While some speculate that seasonal adjustment issues might be to blame (i.e. a seasonally warm January), the magnitude & breadth of the surprises shifted the narrative during the month. The data suggests the Fed still has work to do.
Repricing for Higher for Longer…Again
Let’s remind ourselves: the Fed has raised interest rates by 450bps in less than a year. Yet besides the turmoil we’ve seen in stocks & the housing market, what impact rate hikes have had on the economy, if any, remains an open question given recent data.
Investors certainly haven’t wasted time adjusting expectations. Inflation expectations implied in Treasury Inflation-Protected Securities (TIPS) have surged since the Feb 3 payrolls report. For example, 1-year & 2-year inflation expectations increased by 138bps & 84bps, respectively, through the end of the month after the jobs print.

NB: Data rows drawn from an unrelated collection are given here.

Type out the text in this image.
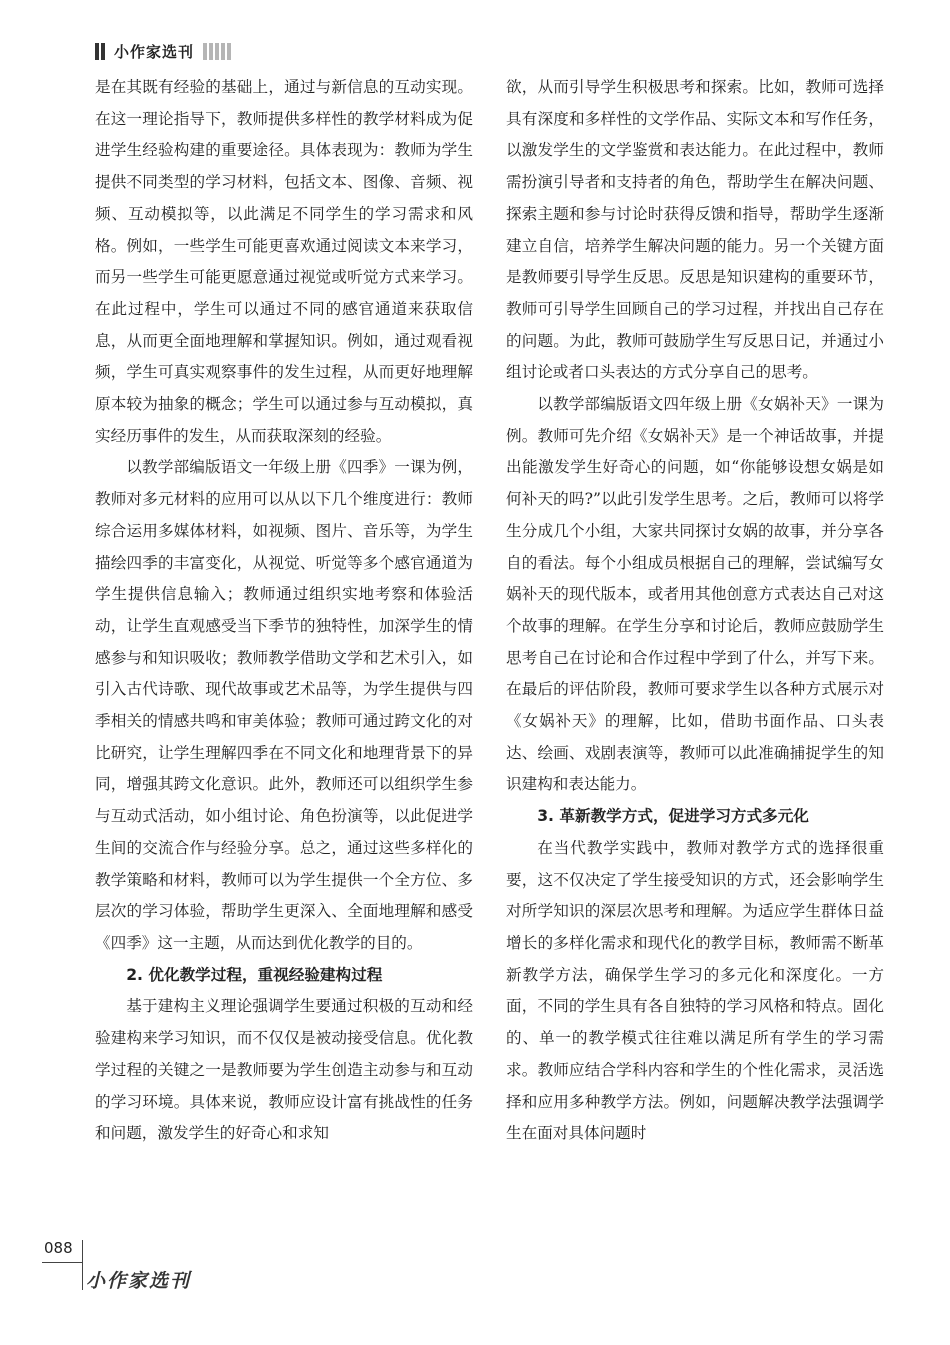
小作家选刊

是在其既有经验的基础上，通过与新信息的互动实现。在这一理论指导下，教师提供多样性的教学材料成为促进学生经验构建的重要途径。具体表现为：教师为学生提供不同类型的学习材料，包括文本、图像、音频、视频、互动模拟等，以此满足不同学生的学习需求和风格。例如，一些学生可能更喜欢通过阅读文本来学习，而另一些学生可能更愿意通过视觉或听觉方式来学习。在此过程中，学生可以通过不同的感官通道来获取信息，从而更全面地理解和掌握知识。例如，通过观看视频，学生可真实观察事件的发生过程，从而更好地理解原本较为抽象的概念；学生可以通过参与互动模拟，真实经历事件的发生，从而获取深刻的经验。

以教学部编版语文一年级上册《四季》一课为例，教师对多元材料的应用可以从以下几个维度进行：教师综合运用多媒体材料，如视频、图片、音乐等，为学生描绘四季的丰富变化，从视觉、听觉等多个感官通道为学生提供信息输入；教师通过组织实地考察和体验活动，让学生直观感受当下季节的独特性，加深学生的情感参与和知识吸收；教师教学借助文学和艺术引入，如引入古代诗歌、现代故事或艺术品等，为学生提供与四季相关的情感共鸣和审美体验；教师可通过跨文化的对比研究，让学生理解四季在不同文化和地理背景下的异同，增强其跨文化意识。此外，教师还可以组织学生参与互动式活动，如小组讨论、角色扮演等，以此促进学生间的交流合作与经验分享。总之，通过这些多样化的教学策略和材料，教师可以为学生提供一个全方位、多层次的学习体验，帮助学生更深入、全面地理解和感受《四季》这一主题，从而达到优化教学的目的。

2. 优化教学过程，重视经验建构过程

基于建构主义理论强调学生要通过积极的互动和经验建构来学习知识，而不仅仅是被动接受信息。优化教学过程的关键之一是教师要为学生创造主动参与和互动的学习环境。具体来说，教师应设计富有挑战性的任务和问题，激发学生的好奇心和求知

欲，从而引导学生积极思考和探索。比如，教师可选择具有深度和多样性的文学作品、实际文本和写作任务，以激发学生的文学鉴赏和表达能力。在此过程中，教师需扮演引导者和支持者的角色，帮助学生在解决问题、探索主题和参与讨论时获得反馈和指导，帮助学生逐渐建立自信，培养学生解决问题的能力。另一个关键方面是教师要引导学生反思。反思是知识建构的重要环节，教师可引导学生回顾自己的学习过程，并找出自己存在的问题。为此，教师可鼓励学生写反思日记，并通过小组讨论或者口头表达的方式分享自己的思考。

以教学部编版语文四年级上册《女娲补天》一课为例。教师可先介绍《女娲补天》是一个神话故事，并提出能激发学生好奇心的问题，如“你能够设想女娲是如何补天的吗?”以此引发学生思考。之后，教师可以将学生分成几个小组，大家共同探讨女娲的故事，并分享各自的看法。每个小组成员根据自己的理解，尝试编写女娲补天的现代版本，或者用其他创意方式表达自己对这个故事的理解。在学生分享和讨论后，教师应鼓励学生思考自己在讨论和合作过程中学到了什么，并写下来。在最后的评估阶段，教师可要求学生以各种方式展示对《女娲补天》的理解，比如，借助书面作品、口头表达、绘画、戏剧表演等，教师可以此准确捕捉学生的知识建构和表达能力。

3. 革新教学方式，促进学习方式多元化

在当代教学实践中，教师对教学方式的选择很重要，这不仅决定了学生接受知识的方式，还会影响学生对所学知识的深层次思考和理解。为适应学生群体日益增长的多样化需求和现代化的教学目标，教师需不断革新教学方法，确保学生学习的多元化和深度化。一方面，不同的学生具有各自独特的学习风格和特点。固化的、单一的教学模式往往难以满足所有学生的学习需求。教师应结合学科内容和学生的个性化需求，灵活选择和应用多种教学方法。例如，问题解决教学法强调学生在面对具体问题时

088
小作家选刊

Market expectations of the Fed’s rate hike path moved up as well. In addition to pricing in two more rate hikes in May and June, rate cuts that were previously priced in at the last two meetings of the year are no more. The short-end of the Treasury yield curve steepened as a result – while the 3-month yield ended up rising 18bps, the 2-year rose 61bps. With an FOMC meeting & new Fed projections coming on Mar 22, there may be more repricing to come.